Nvidia hat mit dem Rubin CPX einen neuen spezialisierten Beschleuniger für die KI-Inferenz vorgestellt. Diese Neuerung, die speziell auf die "Prefill"-Phase abzielt, könnte laut einer Analyse von SemiAnalysis den technologischen Vorsprung von Nvidia weiter ausbauen und Konkurrenten wie AMD zwingen, ihre Entwicklungspläne grundlegend zu überdenken.
Key Takeaways
- Nvidia’s Rubin CPX ist eine spezialisierte GPU- und Rack-Lösung, die die Effizienz der KI-Inferenz durch Trennung von "Prefill" und "Decode" steigern soll.

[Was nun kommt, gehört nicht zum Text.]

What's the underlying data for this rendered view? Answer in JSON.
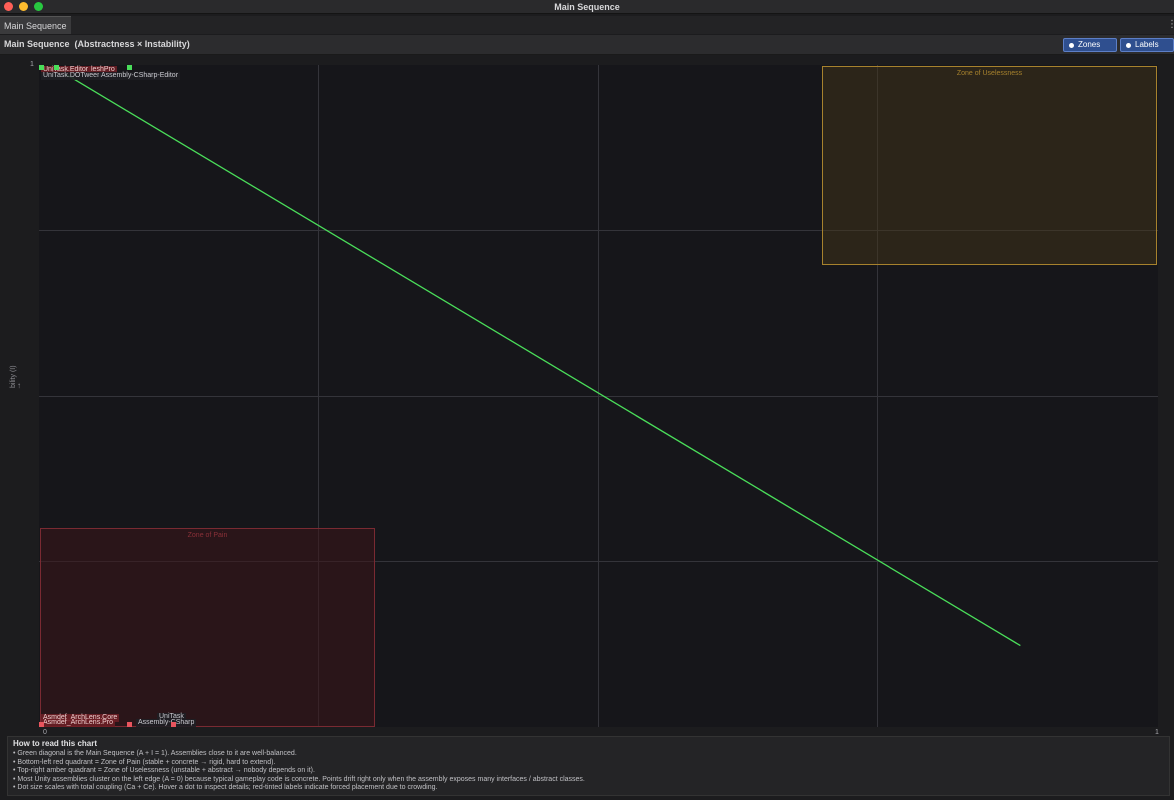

- Die Lösung nutzt kostengünstigeren GDDR7-Speicher und PCIe Gen 6, was die Produktionskosten im Vergleich zu herkömmlichen High-End-GPUs senkt.
- Konkurrenten wie AMD könnten gezwungen sein, eigene "Prefill"-Chips zu entwickeln, was ihre Roadmap verzögern würde.
- Nvidias Systeminnovationen setzen den gesamten Markt unter Druck, sich anzupassen oder zurückzufallen.
Die Herausforderung der KI-Inferenz
Die Inferenz von Sprachmodellen, ein entscheidender Schritt bei der Ausführung von KI-Anwendungen, besteht aus zwei Phasen mit unterschiedlichen Anforderungen. Die "Prefill"-Phase, die das erste Token aus einer Eingabeaufforderung generiert, ist rechenintensiv (FLOPS-gebunden) und benötigt vergleichsweise wenig Speicherbandbreite. Die nachfolgende "Decode"-Phase, die weitere Tokens erzeugt, ist hingegen speicherbandbreiten-gebunden und lastet die Rechenkerne weniger aus.
SemiAnalysis hebt hervor, dass die Ausführung der "Prefill"-Phase auf herkömmlichen High-End-GPUs mit teurem High Bandwidth Memory (HBM) eine Verschwendung darstellt, da die kostspielige Speicherbandbreite kaum genutzt wird. Dieser ineffiziente Ressourceneinsatz war der Auslöser für die Entwicklung des Rubin CPX.
Rubin CPX: Eine spezialisierte und kostengünstige Lösung
Der Rubin CPX wurde als Chip konzipiert, der auf hohe Rechenleistung bei gleichzeitig geringerer und kostengünstigerer Speicherbandbreite optimiert ist. Laut der Analyse bietet der Chip 20 PFLOPS an dichter FP4-Rechenleistung, aber nur 2 TB/s Speicherbandbreite, bereitgestellt durch 128 GB GDDR7-Speicher. Zum Vergleich: Die kommende Standard-GPU Rubin R200 soll 33,3 PFLOPS, 288 GB HBM4-Speicher und eine Speicherbandbreite von 20,5 TB/s aufweisen.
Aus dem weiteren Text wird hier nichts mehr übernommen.